A U.S. Customs Service inspection discovered two shipments of the counterfeit PlayStation software en route from Taiwan and Singapore. The shipments, with a retail value of more than $1.5 million, were destined for Paraguay, a major outlet for counterfeit videogames in Latin America.
Sony Computer Entertainment America officials flew to Miami to observe U.S. Customs inspectors destroying the counterfeit discs, which will then be recycled by GreenDisk. The counterfeit software seized was comprised of forty-four different first and third party PlayStation software titles, including such hits as Parappa The Rapper(tm), Rally Cross(tm) and NBA Shoot Out 98(tm).
"We applaud the diligent work of the U.S. Customs Service who has demonstrated tremendous success in both identifying counterfeit PlayStation software and thwarting the efforts of counterfeiters," said Kaz Hirai, executive vice president and chief operating officer, Sony Computer Entertainment America. "With the assistance of the U.S. Customs Service and the IDSA, we aim to protect the entire gaming industry, particularly the first and third-party software developers. Counterfeiters cast a shadow over the entire industry by making it difficult for software developers and manufacturers to benefit from the hard work that goes into creating quality, cutting-edge games."
According to the IDSA, U.S. videogame and PC game companies lost more than $3 billion worldwide in 1997 to pirates who copied and distributed games without permission, not including losses caused by Internet piracy.
"U.S. Customs is a key line of defense in the fight to prevent pirate software entering the United States from Asia, Latin America and Eastern Europe," said Douglas Lowenstein, President of the Interactive Digital Software Association, the U.S. trade body representing the $5.6 billion U.S. video and PC games industry. "As our industry battles international piracy, we rely heavily upon customs officials around the world to seize pirated goods. The Miami Customs office has struck a blow against the international game pirate network and helps our industry send a message that the United States is committed to protecting intellectual property rights of game software companies."
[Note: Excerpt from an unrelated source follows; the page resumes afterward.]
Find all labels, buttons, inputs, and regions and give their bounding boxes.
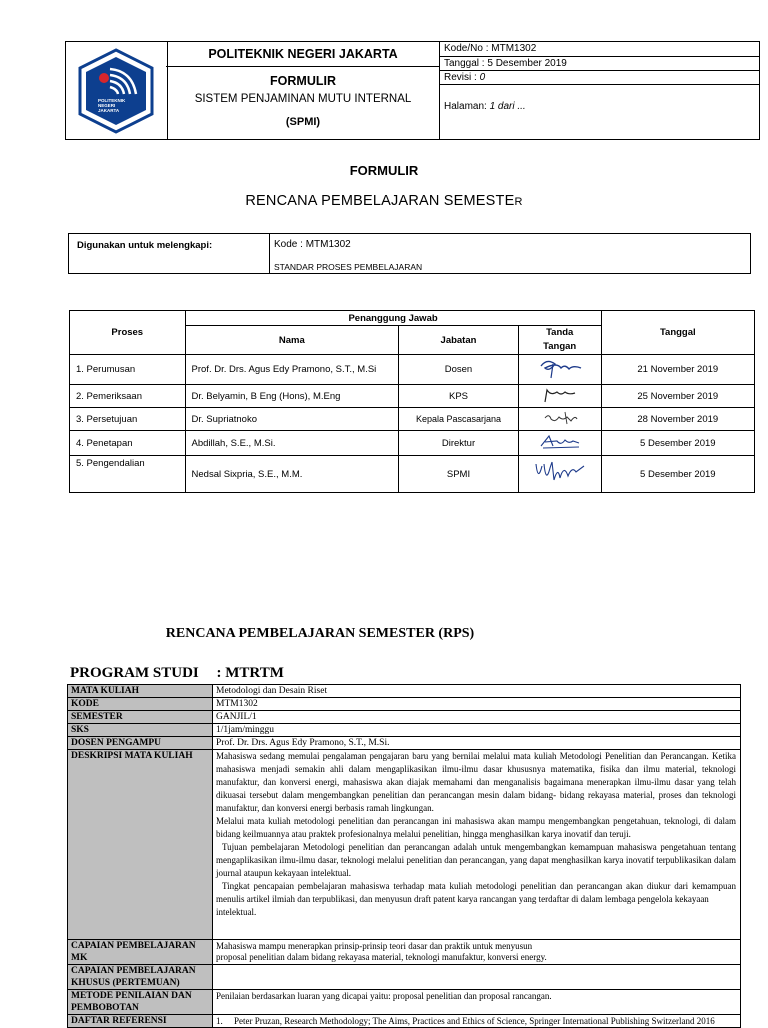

As the videogame demographic continues to expand making interactive entertainment a mass-market entertainment option similar to television, music or movies, the fight against production and sale of counterfeit video game products will remain a significant focus for industry leaders.
Sony Computer Entertainment America, a division of Sony Computer Entertainment America Inc., markets and distributes the PlayStation game console in North America, develops and publishes software for the PlayStation game console, and manages the U.S. third party licensing program. Based in Foster City, Calif., Sony Computer Entertainment America Inc. is a wholly-owned subsidiary of Sony Computer Entertainment Inc.